La scintillation sereine sème

Sur l’altitude un dédain souverain. [3]

 

Comme le fruit se fond en jouissance,

Comme en délice il change son absence

Dans une bouche où sa forme se meurt,

Je hume ici ma future fumée, 

Et le ciel chante à l’âme consumée

Le changement des rives en rumeur.

 

Beau ciel, vrai ciel, regarde-moi qui change!

Après tant d’orgueil, après tant d’étrange

Oisiveté, mais pleine de pouvoir,

Je m’abandonne à ce brillant espace,

Sur les maisons des morts mon ombre passe

Qui m’apprivoise à son frêle mouvoir. [4

  

L’âme exposée aux torches du solstice,

Je te soutiens, admirable justice

De la lumière aux armes sans pitié!

Je te rends pure à ta place première:

Regarde-toi!... Mais rendre la lumière

Suppose d’ombre une morne moitié.

 

O pour moi seul, à moi seul, en moi-même, 

Auprès d’un cœur, aux sources du poème,

Entre le vide et l’événement pur, 

J’attends l’écho de ma grandeur interne,

Amère, sombre et sonore citerne,

Sonnant dans l’âme un creux toujours futur!

 


[1] Juste, equidistando da alba e tramonto, il massimo della luce, della giustizia, del giudizio. Ma vedremo via via (VII,XIII,XXI) quali connotazioni ‘negative’ (di severità, indifferenza, crudeltà) possono nascondersi sotto l’aspetto seducente di sole e luce.

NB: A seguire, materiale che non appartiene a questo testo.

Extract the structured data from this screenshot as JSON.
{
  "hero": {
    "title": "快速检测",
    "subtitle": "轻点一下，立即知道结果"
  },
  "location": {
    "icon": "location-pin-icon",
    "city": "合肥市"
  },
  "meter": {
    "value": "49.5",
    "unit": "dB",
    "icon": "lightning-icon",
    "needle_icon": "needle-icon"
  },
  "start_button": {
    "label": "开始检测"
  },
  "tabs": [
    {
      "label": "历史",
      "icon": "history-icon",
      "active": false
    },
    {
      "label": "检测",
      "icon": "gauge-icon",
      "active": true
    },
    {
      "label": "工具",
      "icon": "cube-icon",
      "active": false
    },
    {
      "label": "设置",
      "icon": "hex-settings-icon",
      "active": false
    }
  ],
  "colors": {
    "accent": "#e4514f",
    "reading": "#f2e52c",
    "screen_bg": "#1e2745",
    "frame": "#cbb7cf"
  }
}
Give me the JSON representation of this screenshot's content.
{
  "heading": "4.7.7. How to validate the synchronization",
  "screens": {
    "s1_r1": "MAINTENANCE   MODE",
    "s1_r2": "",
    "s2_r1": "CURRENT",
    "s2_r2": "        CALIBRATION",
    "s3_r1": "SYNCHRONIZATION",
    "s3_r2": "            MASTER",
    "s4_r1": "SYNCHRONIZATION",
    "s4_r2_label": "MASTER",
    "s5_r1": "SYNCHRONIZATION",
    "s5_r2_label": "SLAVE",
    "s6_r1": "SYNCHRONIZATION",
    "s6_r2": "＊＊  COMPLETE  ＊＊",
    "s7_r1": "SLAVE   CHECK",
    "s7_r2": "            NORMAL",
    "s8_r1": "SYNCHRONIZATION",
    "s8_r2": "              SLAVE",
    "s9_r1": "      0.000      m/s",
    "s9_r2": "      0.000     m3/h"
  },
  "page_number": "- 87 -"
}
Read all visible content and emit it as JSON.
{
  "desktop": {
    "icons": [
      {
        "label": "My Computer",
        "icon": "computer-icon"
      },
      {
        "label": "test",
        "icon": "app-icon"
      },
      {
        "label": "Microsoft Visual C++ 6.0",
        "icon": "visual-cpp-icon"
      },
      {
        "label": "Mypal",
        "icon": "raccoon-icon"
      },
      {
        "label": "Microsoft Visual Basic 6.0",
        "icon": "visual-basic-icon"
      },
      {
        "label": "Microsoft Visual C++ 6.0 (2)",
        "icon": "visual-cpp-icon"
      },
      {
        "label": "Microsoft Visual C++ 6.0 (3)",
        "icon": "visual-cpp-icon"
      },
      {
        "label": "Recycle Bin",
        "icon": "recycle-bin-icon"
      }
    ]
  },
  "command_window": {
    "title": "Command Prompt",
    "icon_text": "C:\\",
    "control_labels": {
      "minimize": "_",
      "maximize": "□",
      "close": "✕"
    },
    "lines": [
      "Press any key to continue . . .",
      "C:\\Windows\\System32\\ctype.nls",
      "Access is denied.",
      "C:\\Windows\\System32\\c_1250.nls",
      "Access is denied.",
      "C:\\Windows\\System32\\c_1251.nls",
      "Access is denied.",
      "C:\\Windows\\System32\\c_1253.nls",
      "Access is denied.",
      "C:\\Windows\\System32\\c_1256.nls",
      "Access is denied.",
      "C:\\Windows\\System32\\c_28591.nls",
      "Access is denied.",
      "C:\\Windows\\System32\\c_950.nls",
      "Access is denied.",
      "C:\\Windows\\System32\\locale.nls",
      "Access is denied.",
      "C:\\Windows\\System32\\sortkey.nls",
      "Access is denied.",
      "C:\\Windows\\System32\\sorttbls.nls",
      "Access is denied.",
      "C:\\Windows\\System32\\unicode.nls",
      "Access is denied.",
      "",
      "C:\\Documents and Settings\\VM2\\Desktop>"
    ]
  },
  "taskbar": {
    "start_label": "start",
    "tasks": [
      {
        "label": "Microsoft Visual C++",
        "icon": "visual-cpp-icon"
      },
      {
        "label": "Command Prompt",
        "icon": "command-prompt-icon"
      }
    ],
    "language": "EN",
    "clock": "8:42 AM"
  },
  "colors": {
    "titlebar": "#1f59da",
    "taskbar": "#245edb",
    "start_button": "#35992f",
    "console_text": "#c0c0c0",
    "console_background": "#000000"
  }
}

Composer è verbo tipico di Valéry, che invita il lettore a ripetere con lui la poiesis: qui sono solo fuochi (lo scintillio del sole sul mare increspato), più oltre (X) oro, pietra e alberi scuri, a ricomporre il cimitero.   

[2] Comble, culmine, copertura dell’edificio. La superficie del mare come il silenzio dell’anima: a coprire i tesori delle sue sonnolente profondità.     

[3] La vita passata (Temps) è riassunta in un solo sospiro, mentre il poeta sale e s’abitua a quel puro punto: il cimitero sulla collina. C’è indifferenza, distacco, sovranità reciproca fra lo sguardo dall’alto sulla divina calma, e scintillio del mare che si leva tutt’intorno.

[4] “Sulle case dei morti la mia ombra passa / Che m’assuefà al suo esile movimento.” Apprivoiser, addomesticare, rendere mansueto, abituare.